Le contexte de cette justification importe peu à notre sujet : on a imputé à Voltaire une brochure qui est indigne de lui. Il s’agissait d’une satire, dont l’auteur était en réalité Le Brun, et qui se terminait par « J’ai vu ces maux et je n’ai pas vingt ans ». Voltaire, qui n’avait pas vingt ans au moment du succès d’Oedipe, profite de la publication de sa pièce pour désavouer cette satire que le public lui a injustement imputé. Cet exemple voltairien cumule plusieurs éléments qui ont été évoqués dans ce qui précède et aidera donc à donner à notre hypothèse des assises plus solides.

(1) C’est le public qui a attribué l’œuvre.

(2) Si Voltaire se montre, s’il rompt le tabou, c’est pour désavouer cette œuvre. Le discours auctorial apparaît comme dénégatif.

(3) Ce discours dénégatif, désigné comme transgressif par le locuteur même, est logé dans une note ajoutée à une lettre.

(4) Cette lettre, discours d’abord privé, devient public comme discours cité en tête de l’édition d’une œuvre. Voilà bien des précautions prises par le jeune Arouet face à la réticence auctoriale que demandent les bienséances.

(5) L’espace péritextuel de l’édition de l’Œdipe de Voltaire est ainsi meublé d’une suite de sept lettres à M.de Génonville « contenant la critique de l’Œdipe de Sophocle, de celui de Corneille, et de celui de l’Auteur ». Dans ces lettres, Voltaire déploie des talents de critique littéraire. La critique littéraire est un discours personnel, discours jussif, appréciatif qui dans certains cas a besoin de s’imposer des précautions, comme ici, semble-t-il. La critique littéraire s’enveloppe d’un manteau épistolaire, redestiné au public et placé dans la zone péritextuelle d’une pièce pour laquelle, comme le dit la note, le public « a eu tant d’indulgence ». Le garant final de toute la manoeuvre, c’est le public.

Dans cet ensemble textuel, qui réunit des discours de différents types, est développée une très complexe et très habile stratégie de légitimation des discours. La pièce Œdipe ayant reçu dans le public l’acclamation qui légitime sa publication, peut servir de véhicule à un autre discours, critique, qui s’installe dans sa marge. Autorisé par le public, Œdipe favorise le passage de la scène privée à la scène publique d’un discours critique, enveloppé d’un manteau épistolaire, qui contient dans sa doublure un discours autographe, essentiellement dénégatif.

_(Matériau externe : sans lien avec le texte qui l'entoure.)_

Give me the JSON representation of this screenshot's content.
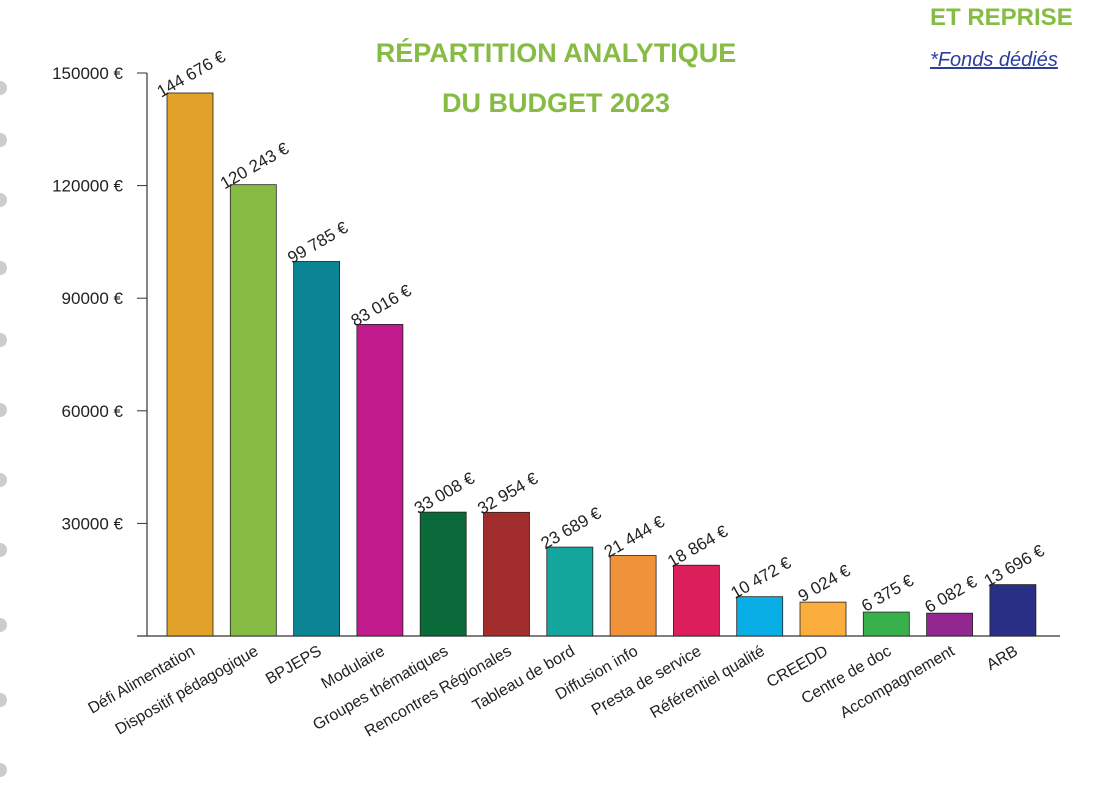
{
  "chart_data": {
    "type": "bar",
    "title": [
      "RÉPARTITION ANALYTIQUE",
      "DU BUDGET 2023"
    ],
    "annotations": [
      "ET REPRISE",
      "*Fonds dédiés"
    ],
    "categories": [
      "Défi Alimentation",
      "Dispositif pédagogique",
      "BPJEPS",
      "Modulaire",
      "Groupes thématiques",
      "Rencontres Régionales",
      "Tableau de bord",
      "Diffusion info",
      "Presta de service",
      "Référentiel qualité",
      "CREEDD",
      "Centre de doc",
      "Accompagnement",
      "ARB"
    ],
    "values": [
      144676,
      120243,
      99785,
      83016,
      33008,
      32954,
      23689,
      21444,
      18864,
      10472,
      9024,
      6375,
      6082,
      13696
    ],
    "value_labels": [
      "144 676 €",
      "120 243 €",
      "99 785 €",
      "83 016 €",
      "33 008 €",
      "32 954 €",
      "23 689 €",
      "21 444 €",
      "18 864 €",
      "10 472 €",
      "9 024 €",
      "6 375 €",
      "6 082 €",
      "13 696 €"
    ],
    "colors": [
      "#e2a229",
      "#86bc43",
      "#0b8493",
      "#c01a8c",
      "#0b6a3a",
      "#a12e2c",
      "#13a69c",
      "#ef923a",
      "#dc1f5a",
      "#0aaee6",
      "#fbad3e",
      "#38b14a",
      "#922790",
      "#2a2f86"
    ],
    "ylim": [
      0,
      150000
    ],
    "yticks": [
      {
        "value": 30000,
        "label": "30000 €"
      },
      {
        "value": 60000,
        "label": "60000 €"
      },
      {
        "value": 90000,
        "label": "90000 €"
      },
      {
        "value": 120000,
        "label": "120000 €"
      },
      {
        "value": 150000,
        "label": "150000 €"
      }
    ],
    "grid": false
  }
}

D’un côté de cette construction se trouve le public, comme instance légitimante, de l’autre côté le tabou auto-graphique.

Le discours critique est, comme le discours auto-graphique, un discours personnel. Très souvent celui-ci s’entoure des précautions épistolaires qu’on vient de décrire et auxquelles on peut enfin donner le nom de « scénographie ». Le code épistolaire offre au discours en « je » une « scène » où son énonciation est posée comme légitime. Par son statut ambigu, essentiellement privé et potentiellement public, l’épistolaire assure au discours privé une « publication » légitime. « Énonciation par essence menacée, l’œuvre littéraire lie en effet ce qu’elle dit à la mise en place de conditions de légitimation de son propre dire26 ». Ce propos de D. Maingueneau est d’autant plus pertinent pour notre objet d’étude qu’à l’époque classique non seulement l’œuvre littéraire, mais tout discours non autorisé est soumis à des contraintes imposées par la Doxa.

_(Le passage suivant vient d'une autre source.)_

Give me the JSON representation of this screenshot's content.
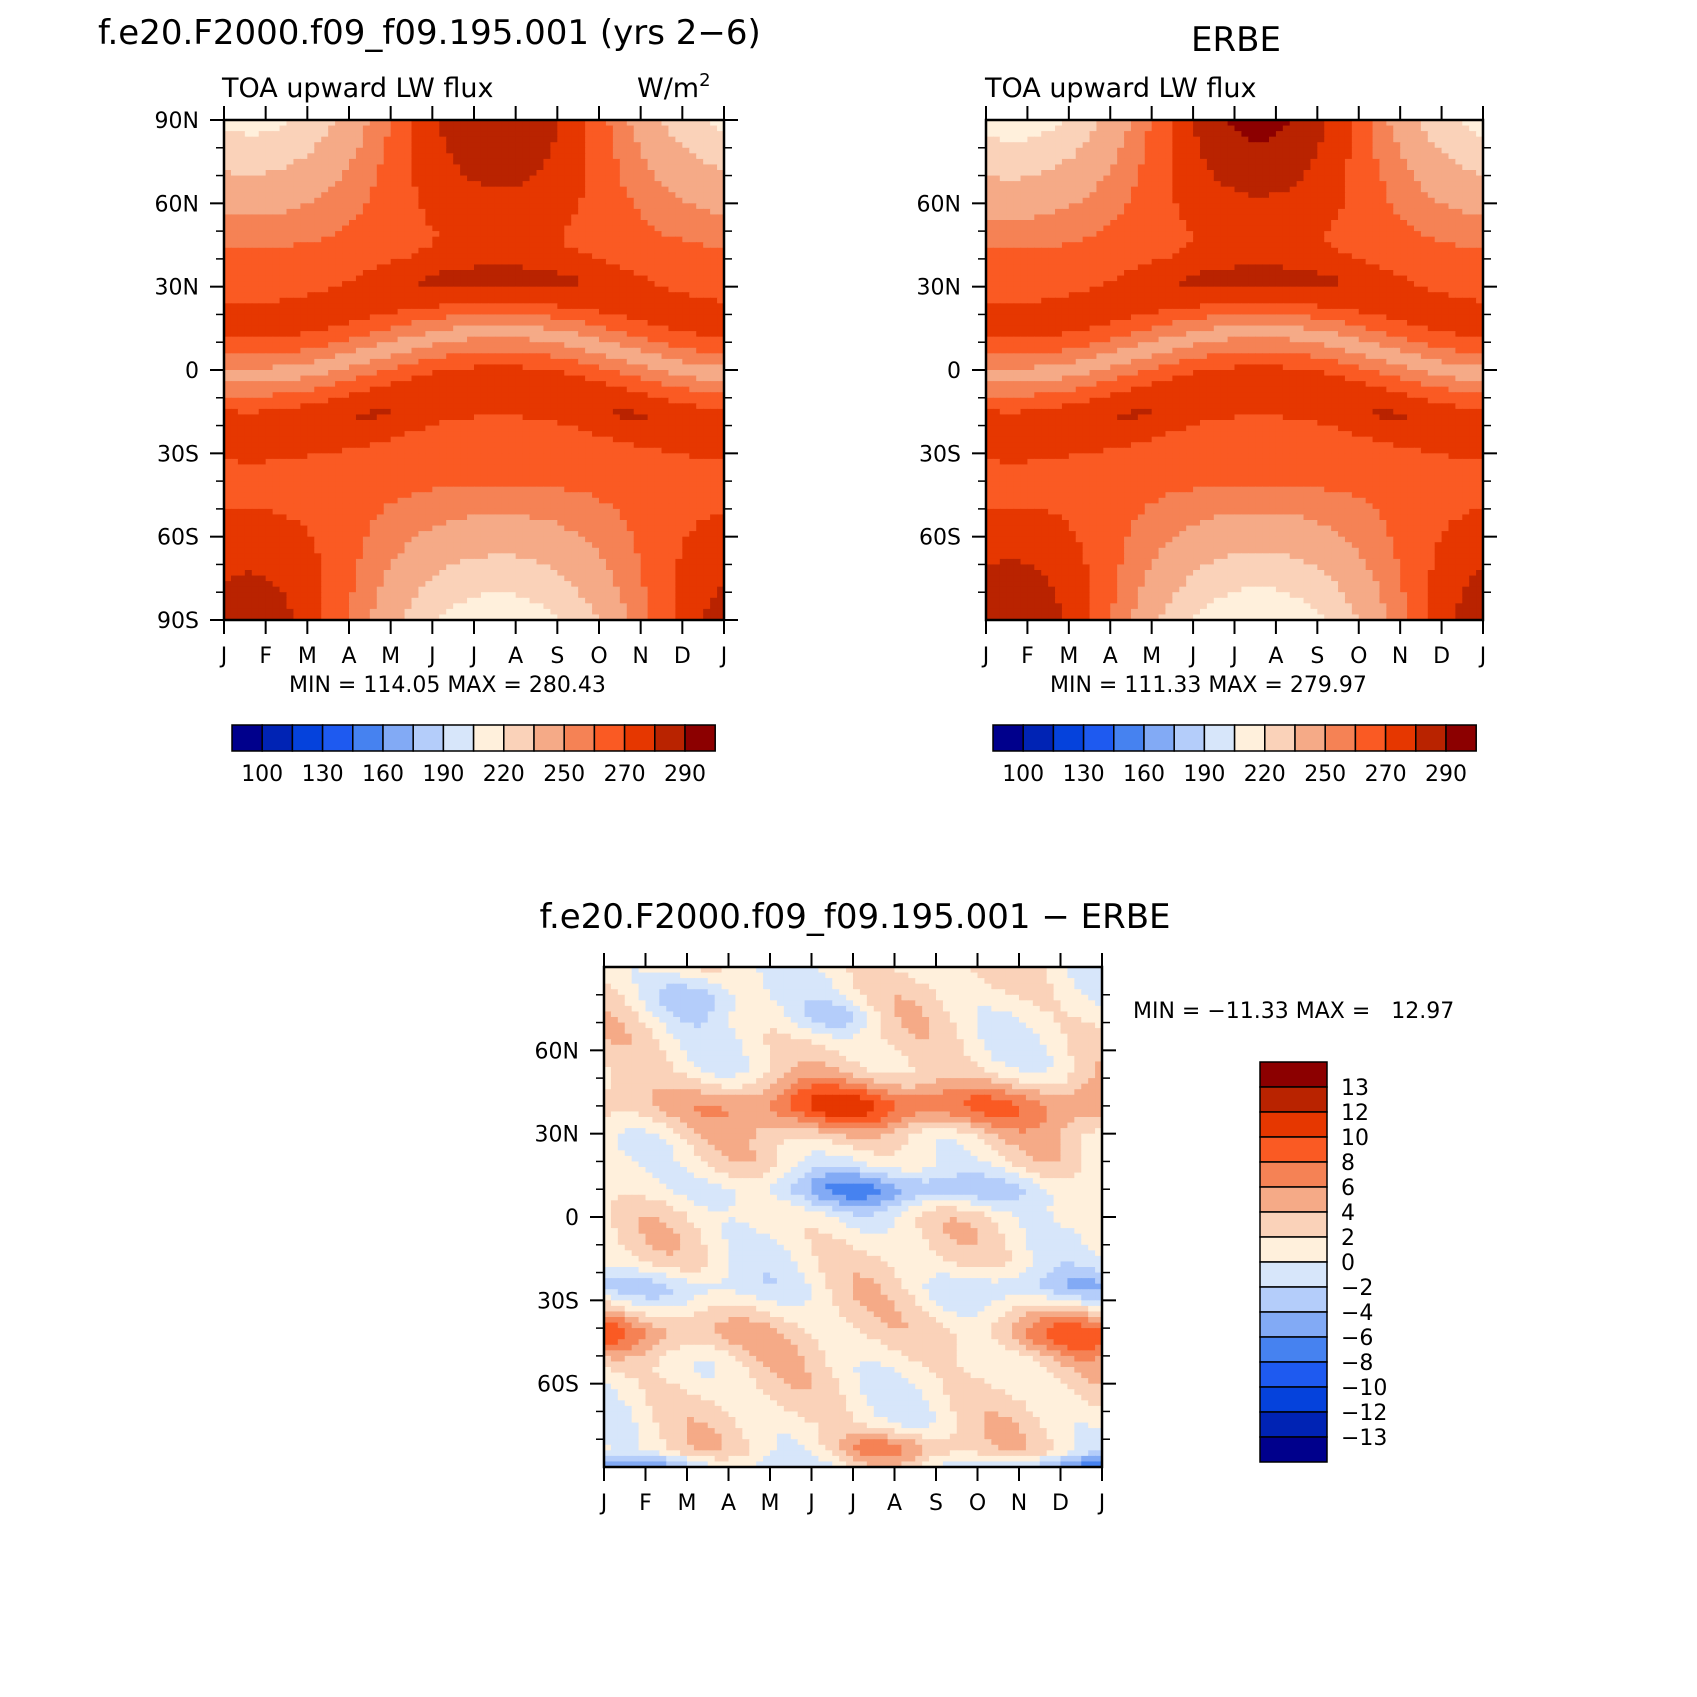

La scénographie épistolaire dont s’entoure le discours au XVIIIe siècle constitue un champ d’intérêt de premier ordre, mais qui nous éloignerait un peu trop de nos bases. Qu’il nous suffise d’évoquer ici le jeune Fréron qui, avant d’être le rédacteur en chef de l’Année littéraire, fait ses débuts sur la scène publique avec des Lettres de Madame la comtesse de *** à Madame de ***. L’ouvrage est sous-titré « Sur quelques écrits modernes » et enveloppe le discours critique dans une série de lettres dont la première fait fonction d’introduction à l’ensemble. L’objectif essentiel de la scénographie épistolaire semble être d’expliquer l’existence même de la lettre qui contient le discours personnel. La nécessité de se justifier est un prétexte possible à entrer en matière et à rompre le silence. On en a vu un exemple réel chez Voltaire et fictionnel chez Mme de Tourvel. Plus souvent encore la lettre a été sollicitée par le destinataire. Le code épistolaire parvient ainsi à innocenter le discours, à le légitimer donc, comme réponse à une question à laquelle l’amitié ou le respect ne permettent pas de se soustraire. Ainsi du Marquis d’Argens en tête des Mémoires secrets de La République des Lettres ou Le Théâtre de la Vérité, qui paraissent un an avant les Lettres de Madame la Comtesse de Fréron. On peut lire dans la Lettre première :

Je ne puis vous refuser ce que vous exigez avec tant d’empressement ; je consens de vous envoyer, tous les mois, les réflexions que je ferai sur l’état présent de la République des Lettres et j’espère vous persuader, comme j’ai eu l’honneur de vous le dire plusieurs fois, qu’une réforme dans l’empire littéraire serait non seulement profitable, mais encore très nécessaire au bien et à l‘instruction de toutes les nations européennes.27

Tous les ingrédients d’une scénographie épistolaire sont réunis ici : le discours critique, abrité sous le manteau épistolaire, se justifie et s’innocente comme réponse à une demande explicite de la part d’un inconnu, appelé Monsieur, qui apparaît donc comme un repoussoir, endossant la responsabilité pour l’existence du texte. La demande est faite suite à une conversation privée. L’importance du sujet — la réforme littéraire pour l’Europe entière — légitime ensuite implicitement le passage de ces lettres privées à la sphère publique.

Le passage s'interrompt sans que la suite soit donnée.